The F-strain establishes a permanent colonisation in vaccinated flocks, which is reflected in the serology. F-strain vaccinated flocks show positive serology after 8-12 weeks of age and will seroconvert to 100% positivity. The more attenuated strains of Ts-11 and 6/85, have a more limited potential to spread from bird to bird. The main serological differences on ELISA between 6/85 and Ts-11 is that 6/85 will show no or very limited seroconversion after vaccination, while the Ts-11 will show partial, fluctuating seroconversion (30-70% positive).
Suspect of field infection
The advantage of the negative serology after vaccination with 6/85 is that the flock can be easily monitored for field infection. In case of Ts-11, differentiation of vaccination serology and field challenge serology will have to be done by evaluation of mean flock titers with baselines and evaluating % positives. Flocks that show mean titers above baseline and are 100% positive are suspect of field challenge. For the F-strain vaccinated flock, evaluating serology for evidence of challenge may be more difficult as vaccinated flocks normally show 100% positivity. For F-strain, mean titers well above established baselines indicate challenge. Live vaccination against MS is a relatively new topic when compared to live MG vaccination.

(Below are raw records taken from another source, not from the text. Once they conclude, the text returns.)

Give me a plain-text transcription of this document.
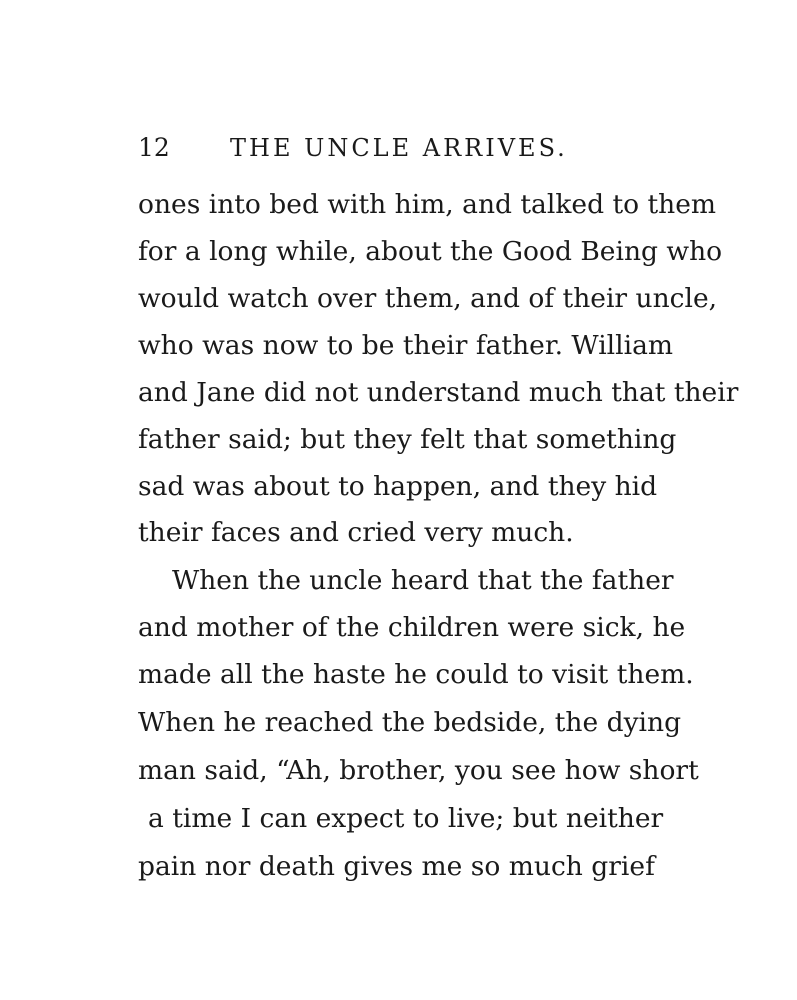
12	THE UNCLE ARRIVES.
ones into bed with him, and talked to them
for a long while, about the Good Being who
would watch over them, and of their uncle,
who was now to be their father. William
and Jane did not understand much that their
father said; but they felt that something
sad was about to happen, and they hid
their faces and cried very much.
When the uncle heard that the father
and mother of the children were sick, he
made all the haste he could to visit them.
When he reached the bedside, the dying
man said, “Ah, brother, you see how short
a time I can expect to live; but neither
pain nor death gives me so much grief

The only available commercial live MS vaccine available is the MS-H vaccine. The experience from Australia, South Africa and Europe, suggest that the MS-H vaccine has characteristics similar to Ts-11. This is also reflected in the serology, where the MS-H serological pattern is very similar to Ts-11.The serological interpretation of the various live mycoplasma vaccines has been summarised in Table 1 for the various MG vaccines and Table 2 for the live MS-H vaccine.The successful use of live mycoplasma vaccines require that live mycoplasma vaccines must be applied before a flock becomes infected with a field strain. Therefore, it is recommended to monitor for the absence of antibodies, immediately prior to vaccination. Testing prior to vaccination will confirm negative status of the flock, thus ensuring optimal application of the live vaccines.

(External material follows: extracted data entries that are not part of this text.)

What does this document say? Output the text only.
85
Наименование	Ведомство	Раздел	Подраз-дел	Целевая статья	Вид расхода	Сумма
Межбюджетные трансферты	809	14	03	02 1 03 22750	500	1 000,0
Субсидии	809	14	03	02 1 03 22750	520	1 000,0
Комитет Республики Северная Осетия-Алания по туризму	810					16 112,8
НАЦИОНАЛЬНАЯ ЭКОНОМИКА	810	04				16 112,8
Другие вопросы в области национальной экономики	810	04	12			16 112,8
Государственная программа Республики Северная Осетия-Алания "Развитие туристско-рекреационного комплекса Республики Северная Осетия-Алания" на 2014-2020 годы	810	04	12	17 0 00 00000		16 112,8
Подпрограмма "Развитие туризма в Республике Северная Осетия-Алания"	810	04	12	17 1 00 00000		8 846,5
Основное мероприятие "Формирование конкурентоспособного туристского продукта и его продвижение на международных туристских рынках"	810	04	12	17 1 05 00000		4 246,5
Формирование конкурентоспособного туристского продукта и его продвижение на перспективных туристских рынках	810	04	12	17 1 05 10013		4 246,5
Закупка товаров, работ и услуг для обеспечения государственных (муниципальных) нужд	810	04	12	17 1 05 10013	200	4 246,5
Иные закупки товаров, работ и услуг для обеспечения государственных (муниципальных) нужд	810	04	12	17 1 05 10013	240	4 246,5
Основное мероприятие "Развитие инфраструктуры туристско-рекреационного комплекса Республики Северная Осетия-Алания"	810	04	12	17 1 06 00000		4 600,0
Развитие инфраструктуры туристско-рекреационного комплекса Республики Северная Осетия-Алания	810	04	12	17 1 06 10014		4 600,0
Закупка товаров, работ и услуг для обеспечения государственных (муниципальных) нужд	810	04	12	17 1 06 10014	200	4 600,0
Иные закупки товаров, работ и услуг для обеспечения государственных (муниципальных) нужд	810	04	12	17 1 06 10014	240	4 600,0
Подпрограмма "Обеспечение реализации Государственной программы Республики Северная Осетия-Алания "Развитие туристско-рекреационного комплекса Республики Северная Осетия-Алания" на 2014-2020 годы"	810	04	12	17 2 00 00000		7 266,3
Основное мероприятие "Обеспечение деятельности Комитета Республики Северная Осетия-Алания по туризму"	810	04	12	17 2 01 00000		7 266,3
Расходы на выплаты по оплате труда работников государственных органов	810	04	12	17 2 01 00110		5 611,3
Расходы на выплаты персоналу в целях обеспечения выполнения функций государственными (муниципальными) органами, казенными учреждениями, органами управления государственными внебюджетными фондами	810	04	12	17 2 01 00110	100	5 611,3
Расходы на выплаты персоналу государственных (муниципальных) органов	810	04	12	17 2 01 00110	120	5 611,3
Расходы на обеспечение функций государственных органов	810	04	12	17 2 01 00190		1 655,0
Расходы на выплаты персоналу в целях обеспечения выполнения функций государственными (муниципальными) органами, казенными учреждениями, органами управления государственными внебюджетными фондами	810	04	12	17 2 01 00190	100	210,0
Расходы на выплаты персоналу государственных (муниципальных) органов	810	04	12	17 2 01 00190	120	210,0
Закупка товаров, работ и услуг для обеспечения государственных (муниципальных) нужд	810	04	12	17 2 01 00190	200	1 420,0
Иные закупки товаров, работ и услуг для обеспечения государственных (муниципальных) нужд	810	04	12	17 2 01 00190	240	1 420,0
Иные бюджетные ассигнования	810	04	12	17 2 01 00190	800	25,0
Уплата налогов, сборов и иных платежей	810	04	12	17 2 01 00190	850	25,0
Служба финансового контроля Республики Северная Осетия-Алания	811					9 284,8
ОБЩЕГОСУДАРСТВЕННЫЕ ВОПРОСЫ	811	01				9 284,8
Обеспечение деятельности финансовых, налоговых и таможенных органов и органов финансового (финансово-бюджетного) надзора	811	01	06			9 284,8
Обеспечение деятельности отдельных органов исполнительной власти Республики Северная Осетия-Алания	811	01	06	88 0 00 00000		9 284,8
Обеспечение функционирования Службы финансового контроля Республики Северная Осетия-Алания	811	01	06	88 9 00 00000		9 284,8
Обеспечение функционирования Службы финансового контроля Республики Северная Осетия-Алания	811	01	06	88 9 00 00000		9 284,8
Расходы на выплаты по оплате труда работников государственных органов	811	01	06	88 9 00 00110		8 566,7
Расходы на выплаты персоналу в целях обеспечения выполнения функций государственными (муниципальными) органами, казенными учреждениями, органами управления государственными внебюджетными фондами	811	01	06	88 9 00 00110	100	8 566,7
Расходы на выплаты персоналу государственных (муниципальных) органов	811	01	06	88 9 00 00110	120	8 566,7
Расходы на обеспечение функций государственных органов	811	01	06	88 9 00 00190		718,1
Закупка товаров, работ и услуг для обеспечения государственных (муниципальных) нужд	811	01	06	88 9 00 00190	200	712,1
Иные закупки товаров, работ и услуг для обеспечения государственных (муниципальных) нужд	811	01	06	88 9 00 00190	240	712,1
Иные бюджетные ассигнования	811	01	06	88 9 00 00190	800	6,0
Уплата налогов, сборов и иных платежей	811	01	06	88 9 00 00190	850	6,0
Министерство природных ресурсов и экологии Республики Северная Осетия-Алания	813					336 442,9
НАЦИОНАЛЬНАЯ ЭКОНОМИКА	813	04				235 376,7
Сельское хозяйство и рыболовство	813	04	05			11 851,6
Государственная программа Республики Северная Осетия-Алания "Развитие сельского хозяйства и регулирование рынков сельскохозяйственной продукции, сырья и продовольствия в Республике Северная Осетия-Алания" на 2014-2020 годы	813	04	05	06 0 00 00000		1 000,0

The significance of live vaccination monitoring
The experience from various parts of the world, suggest that the BioChek system can be used to monitor the success of live mycoplasma vaccinations and to differentiate vaccinated flocks from those flocks undergoing a mycoplasma challenge. The BioChek ELISAs for MG and MS have a distinct advantage over the RSAT test, which has been shown to have poor sensitivity to Ts-11 or MS-H vaccinated flocks.A common serological misconception about live mycoplasma vaccines is that observed rising antibodies following field challenge indicate vaccine failure. This may not be so. Suspect serology can only indicate the presence of a field challenge. Suspect serology with the absence of clinical symptoms, might just indicate that the vaccinated birds were challenged and displayed successful resistance to colonisation with a field strain of Mycoplasma. Infections with field strains can only be confirmed by differential culture/PCR techniques for wild type mycoplasma.

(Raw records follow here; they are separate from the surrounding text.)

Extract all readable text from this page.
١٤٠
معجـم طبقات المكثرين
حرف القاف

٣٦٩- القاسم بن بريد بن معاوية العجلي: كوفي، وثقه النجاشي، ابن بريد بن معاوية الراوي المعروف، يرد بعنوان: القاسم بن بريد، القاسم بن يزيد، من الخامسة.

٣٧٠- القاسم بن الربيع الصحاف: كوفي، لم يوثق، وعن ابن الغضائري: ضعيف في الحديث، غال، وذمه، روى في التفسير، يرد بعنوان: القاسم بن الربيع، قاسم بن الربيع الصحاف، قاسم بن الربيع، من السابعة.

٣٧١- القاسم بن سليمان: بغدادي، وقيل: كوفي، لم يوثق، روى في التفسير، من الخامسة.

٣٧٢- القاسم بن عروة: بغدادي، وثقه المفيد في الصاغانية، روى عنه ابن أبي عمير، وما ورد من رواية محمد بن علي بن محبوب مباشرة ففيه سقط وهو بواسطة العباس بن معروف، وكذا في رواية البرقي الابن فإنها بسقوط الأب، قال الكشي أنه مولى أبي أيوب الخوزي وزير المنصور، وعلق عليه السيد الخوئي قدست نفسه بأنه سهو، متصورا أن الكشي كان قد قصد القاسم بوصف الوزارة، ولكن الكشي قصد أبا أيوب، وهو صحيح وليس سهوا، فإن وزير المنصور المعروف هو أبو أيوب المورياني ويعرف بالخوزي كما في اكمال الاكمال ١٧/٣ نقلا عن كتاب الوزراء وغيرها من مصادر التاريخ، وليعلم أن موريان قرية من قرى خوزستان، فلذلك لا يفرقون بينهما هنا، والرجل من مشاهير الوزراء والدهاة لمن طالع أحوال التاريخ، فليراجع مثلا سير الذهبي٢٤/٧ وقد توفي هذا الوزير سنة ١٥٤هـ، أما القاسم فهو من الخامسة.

Rising antibody titers detected through monitoring however, will indicate the need for enhanced biosecurity and effective timing and application of live vaccines to keep flocks free from challenge. Field experiences involving the use of live mycoplasma vaccines also suggest that the live vaccines may be viable tools for displacing and eradicating mycoplasma field strains on multi-age poultry farms. This is due to a decrease in serological response to normal baselines following prolonged use of live vaccines, indicating the loss and exclusion of field challenge.